Kenya ranks third globally in rhino count, says KWS

Friday, January 3rd, 2020 07:47 |
Black Rhinos at a conservancy in Laikipia county. COURTESY

Kenya ranks third with the highest number of rhinos in the world, a feat attributed to reduced levels of poaching of iconic species by over 90 per cent in the last six years. 

According to the Kenya Wildlife Service (KWS), the rhino population stands at more than 1,000—the third largest country population in the world. South Africa and India take the top two spots.

KWS revealed that the country ranks position four in elephant population at more than 34,000. 

Botswana remains the continent’s elephant stronghold, with 130,000 animals, concentrated along the Chobe and Savuti River systems in the north and in the vast wetland oasis of the Okavango Delta.

Zimbabwe showed the second highest number of elephants—83,000—mostly along the Zambezi River and in Hwange National Park.

Overall, Zimbabwe’s elephant  population has dropped 10 per cent since 2005.

Tanzania ranks third with a population of 32,871 elephants.

Punitive laws

In a statement on the status of elephants and rhinos in the country, KWS Director General Brigadier (Retired) John Waweru attributed punitive laws as the reason for drop in poaching.

“The Wildlife Conservation and Management Act, 2013 was amended in 2019 to provide for more punitive measures for wildlife offences,” said Waweru.

Waweru said elephant poaching trend has been on the decline, adding that in 2012 there were 384 elephant poaching cases but in 2018 the number went down to 38.

“The same has been recorded in rhino poaching where in 2012, there were 30 rhino killed and the number has reduced to a single digit of four in 2018,” said Waweru.

He added that to prevent and combat wildlife crime, and in particular poaching and trafficking in wildlife species and their products, KWS has established and strengthened specialised security units.

They have been deployed throughout the country, which include the Canine Unit that helps sniff wildlife products/tracking wildlife offenders and Prosecution Unit for wildlife-related offences. 
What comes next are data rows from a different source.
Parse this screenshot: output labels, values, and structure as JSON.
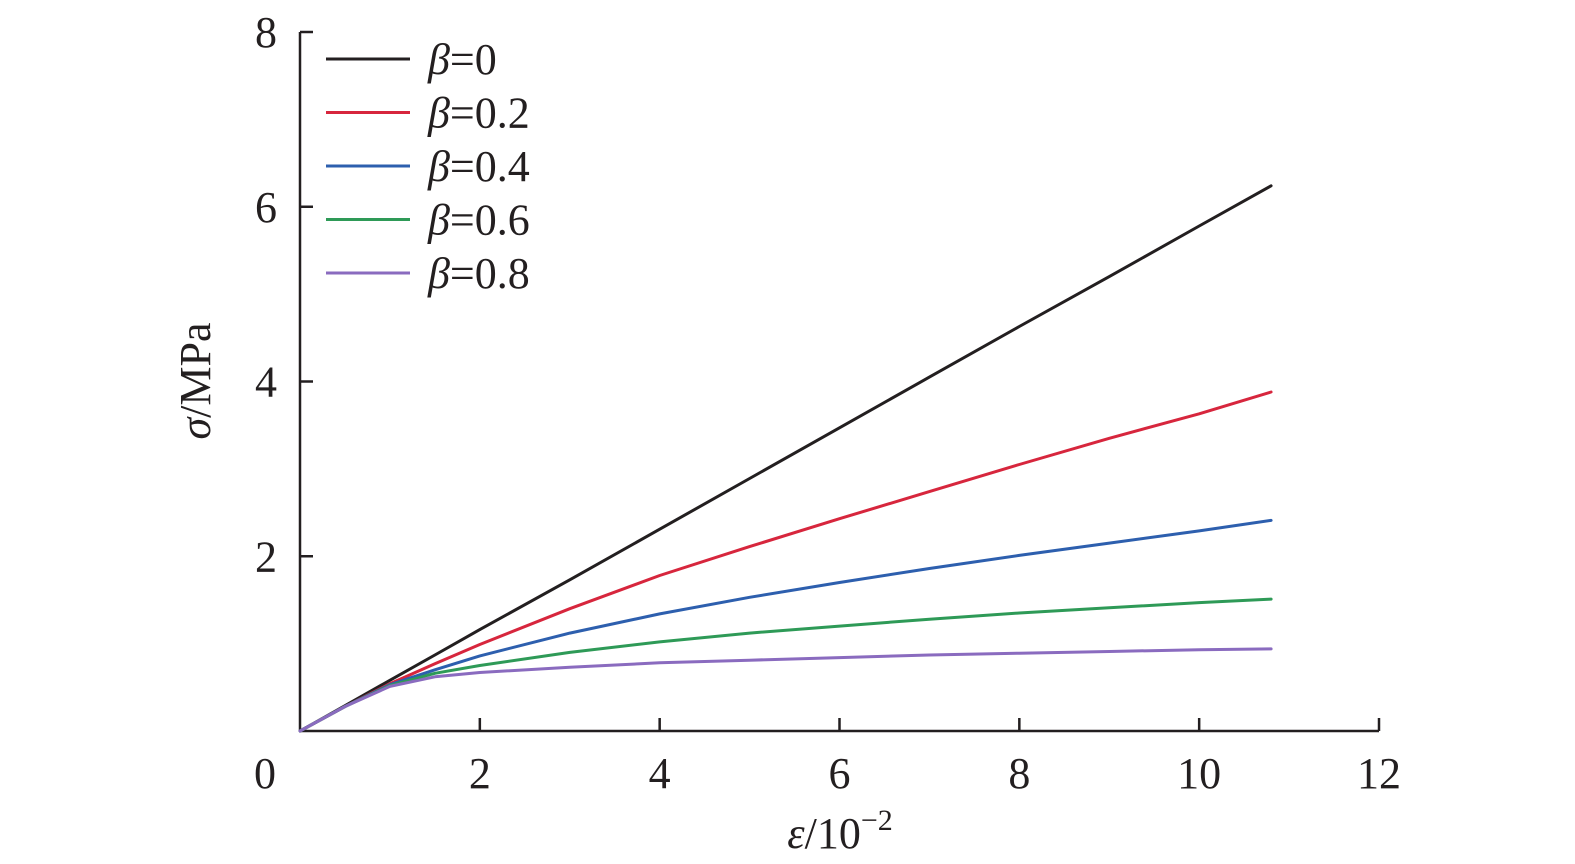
{
  "chart_data": {
    "type": "line",
    "xlabel": {
      "symbol": "ε",
      "rest": "/10",
      "sup": "−2"
    },
    "ylabel": {
      "symbol": "σ",
      "rest": "/MPa"
    },
    "xlim": [
      0,
      12
    ],
    "ylim": [
      0,
      8
    ],
    "xticks": [
      {
        "value": 0,
        "label": "0"
      },
      {
        "value": 2,
        "label": "2"
      },
      {
        "value": 4,
        "label": "4"
      },
      {
        "value": 6,
        "label": "6"
      },
      {
        "value": 8,
        "label": "8"
      },
      {
        "value": 10,
        "label": "10"
      },
      {
        "value": 12,
        "label": "12"
      }
    ],
    "yticks": [
      {
        "value": 2,
        "label": "2"
      },
      {
        "value": 4,
        "label": "4"
      },
      {
        "value": 6,
        "label": "6"
      },
      {
        "value": 8,
        "label": "8"
      }
    ],
    "grid": false,
    "legend_position": "top-left",
    "series": [
      {
        "name": "β=0",
        "legend_symbol": "β",
        "legend_value": "=0",
        "color": "#231f20",
        "x": [
          0,
          0.5,
          1.0,
          1.5,
          2,
          3,
          4,
          5,
          6,
          7,
          8,
          9,
          10,
          10.8
        ],
        "y": [
          0,
          0.29,
          0.58,
          0.87,
          1.16,
          1.73,
          2.31,
          2.89,
          3.47,
          4.05,
          4.63,
          5.2,
          5.78,
          6.24
        ]
      },
      {
        "name": "β=0.2",
        "legend_symbol": "β",
        "legend_value": "=0.2",
        "color": "#d7263d",
        "x": [
          0,
          0.5,
          1.0,
          1.5,
          2,
          3,
          4,
          5,
          6,
          7,
          8,
          9,
          10,
          10.8
        ],
        "y": [
          0,
          0.28,
          0.54,
          0.77,
          0.99,
          1.4,
          1.78,
          2.11,
          2.43,
          2.74,
          3.05,
          3.35,
          3.63,
          3.88
        ]
      },
      {
        "name": "β=0.4",
        "legend_symbol": "β",
        "legend_value": "=0.4",
        "color": "#2d5fae",
        "x": [
          0,
          0.5,
          1.0,
          1.5,
          2,
          3,
          4,
          5,
          6,
          7,
          8,
          9,
          10,
          10.8
        ],
        "y": [
          0,
          0.28,
          0.53,
          0.7,
          0.86,
          1.12,
          1.34,
          1.53,
          1.7,
          1.86,
          2.01,
          2.15,
          2.29,
          2.41
        ]
      },
      {
        "name": "β=0.6",
        "legend_symbol": "β",
        "legend_value": "=0.6",
        "color": "#2e9a57",
        "x": [
          0,
          0.5,
          1.0,
          1.5,
          2,
          3,
          4,
          5,
          6,
          7,
          8,
          9,
          10,
          10.8
        ],
        "y": [
          0,
          0.28,
          0.52,
          0.66,
          0.75,
          0.9,
          1.02,
          1.12,
          1.2,
          1.28,
          1.35,
          1.41,
          1.47,
          1.51
        ]
      },
      {
        "name": "β=0.8",
        "legend_symbol": "β",
        "legend_value": "=0.8",
        "color": "#8a6bbf",
        "x": [
          0,
          0.5,
          1.0,
          1.5,
          2,
          3,
          4,
          5,
          6,
          7,
          8,
          9,
          10,
          10.8
        ],
        "y": [
          0,
          0.28,
          0.51,
          0.62,
          0.67,
          0.73,
          0.78,
          0.81,
          0.84,
          0.87,
          0.89,
          0.91,
          0.93,
          0.94
        ]
      }
    ]
  }
}
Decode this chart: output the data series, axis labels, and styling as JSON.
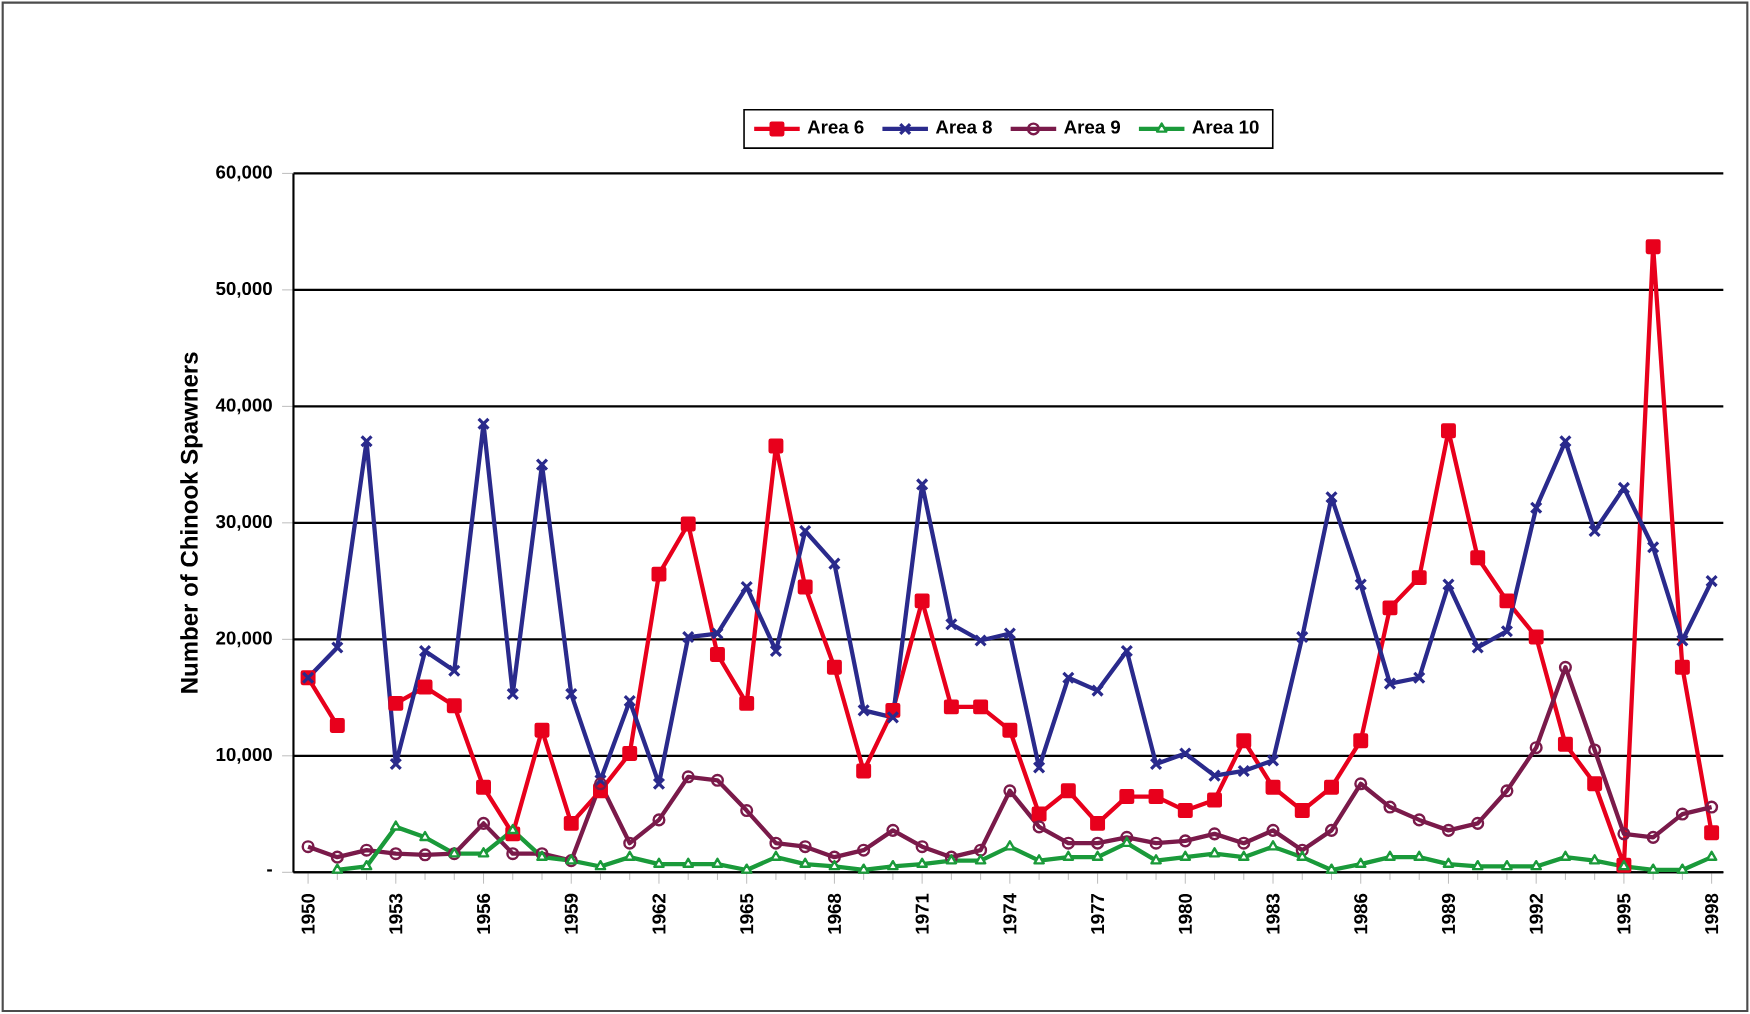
{
  "chart_data": {
    "type": "line",
    "ylabel": "Number of Chinook Spawners",
    "x": [
      1950,
      1951,
      1952,
      1953,
      1954,
      1955,
      1956,
      1957,
      1958,
      1959,
      1960,
      1961,
      1962,
      1963,
      1964,
      1965,
      1966,
      1967,
      1968,
      1969,
      1970,
      1971,
      1972,
      1973,
      1974,
      1975,
      1976,
      1977,
      1978,
      1979,
      1980,
      1981,
      1982,
      1983,
      1984,
      1985,
      1986,
      1987,
      1988,
      1989,
      1990,
      1991,
      1992,
      1993,
      1994,
      1995,
      1996,
      1997,
      1998
    ],
    "series": [
      {
        "name": "Area 6",
        "color": "#e8001c",
        "marker": "square",
        "values": [
          16700,
          12600,
          null,
          14500,
          15900,
          14300,
          7300,
          3300,
          12200,
          4200,
          7000,
          10200,
          25600,
          29900,
          18700,
          14500,
          36600,
          24500,
          17600,
          8700,
          13900,
          23300,
          14200,
          14200,
          12200,
          5000,
          7000,
          4200,
          6500,
          6500,
          5300,
          6200,
          11300,
          7300,
          5300,
          7300,
          11300,
          22700,
          25300,
          37900,
          27000,
          23300,
          20200,
          11000,
          7600,
          600,
          53700,
          17600,
          3400
        ]
      },
      {
        "name": "Area 8",
        "color": "#2a2a8c",
        "marker": "cross",
        "values": [
          16700,
          19300,
          37000,
          9300,
          19000,
          17300,
          38500,
          15300,
          35000,
          15300,
          7900,
          14700,
          7600,
          20200,
          20500,
          24500,
          19000,
          29300,
          26500,
          13900,
          13300,
          33300,
          21300,
          19900,
          20500,
          9000,
          16700,
          15600,
          19000,
          9300,
          10200,
          8300,
          8700,
          9600,
          20200,
          32200,
          24700,
          16200,
          16700,
          24700,
          19300,
          20700,
          31300,
          37000,
          29300,
          33000,
          27900,
          19900,
          25000
        ]
      },
      {
        "name": "Area 9",
        "color": "#7a1a4a",
        "marker": "circle",
        "values": [
          2200,
          1300,
          1900,
          1600,
          1500,
          1600,
          4200,
          1600,
          1600,
          1000,
          7600,
          2500,
          4500,
          8200,
          7900,
          5300,
          2500,
          2200,
          1300,
          1900,
          3600,
          2200,
          1300,
          1900,
          7000,
          3900,
          2500,
          2500,
          3000,
          2500,
          2700,
          3300,
          2500,
          3600,
          1900,
          3600,
          7600,
          5600,
          4500,
          3600,
          4200,
          7000,
          10700,
          17600,
          10500,
          3300,
          3000,
          5000,
          5600
        ]
      },
      {
        "name": "Area 10",
        "color": "#1a9a3a",
        "marker": "triangle",
        "values": [
          null,
          200,
          500,
          3900,
          3000,
          1600,
          1600,
          3600,
          1300,
          1000,
          500,
          1300,
          700,
          700,
          700,
          200,
          1300,
          700,
          500,
          200,
          500,
          700,
          1000,
          1000,
          2200,
          1000,
          1300,
          1300,
          2500,
          1000,
          1300,
          1600,
          1300,
          2200,
          1300,
          200,
          700,
          1300,
          1300,
          700,
          500,
          500,
          500,
          1300,
          1000,
          500,
          200,
          200,
          1300
        ]
      }
    ],
    "xlim": [
      1949.5,
      1998.4
    ],
    "xticks": [
      1950,
      1953,
      1956,
      1959,
      1962,
      1965,
      1968,
      1971,
      1974,
      1977,
      1980,
      1983,
      1986,
      1989,
      1992,
      1995,
      1998
    ],
    "ylim": [
      0,
      60000
    ],
    "yticks": [
      {
        "value": 0,
        "label": "-"
      },
      {
        "value": 10000,
        "label": "10,000"
      },
      {
        "value": 20000,
        "label": "20,000"
      },
      {
        "value": 30000,
        "label": "30,000"
      },
      {
        "value": 40000,
        "label": "40,000"
      },
      {
        "value": 50000,
        "label": "50,000"
      },
      {
        "value": 60000,
        "label": "60,000"
      }
    ],
    "grid": "y",
    "legend": "top",
    "line_style": "solid"
  }
}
“To strengthen law enforcement, KWS works very closely with other law enforcement agencies in all matters of wildlife security at local, regional and international arena,” he added.

Threat to wildlife

Waweru, meanwhile, said though progress has been made, the country’s wildlife insecurity is characterised by international trade in trophies and meat, commercial poaching for bush meat and illegal wildlife trade.

“Human wildlife conflicts, bush meat trade and commercial poaching remains a substantial threat to wildlife conservation in Kenya and in the region,” he said. 

 Unfortunately, Waweru said, Kenya is a key transit hub within the region to international destinations. “Various wildlife products, mainly elephant ivory, rhino horn, pangolin scales are transited through our ports,” he said.

He said the application of strong and deterrent prison sentences have worked well to reduce poaching.

Regional collaboration

He added that regionally, cross-border collaboration with Tanzania has been in existence for more than two decades.

Similar collaboration with Uganda is also being strengthened to address crimes of trans-border nature.

Interpol and Lusaka Agreement Task Force are instrumental in facilitating, coordinating and offering support where crimes of international nature occur. 

To end human-wildlife conflict, Waweru said KWS has engagement forum with community to win the support in enhancing wildlife security.

“This initiative has focused on the youth, local elders and women especially in the Laikipia/Samburu ecosystem. As a result, elephant poaching and retaliatory killings have greatly reduced and the community is now sharing information with KWS,” he said.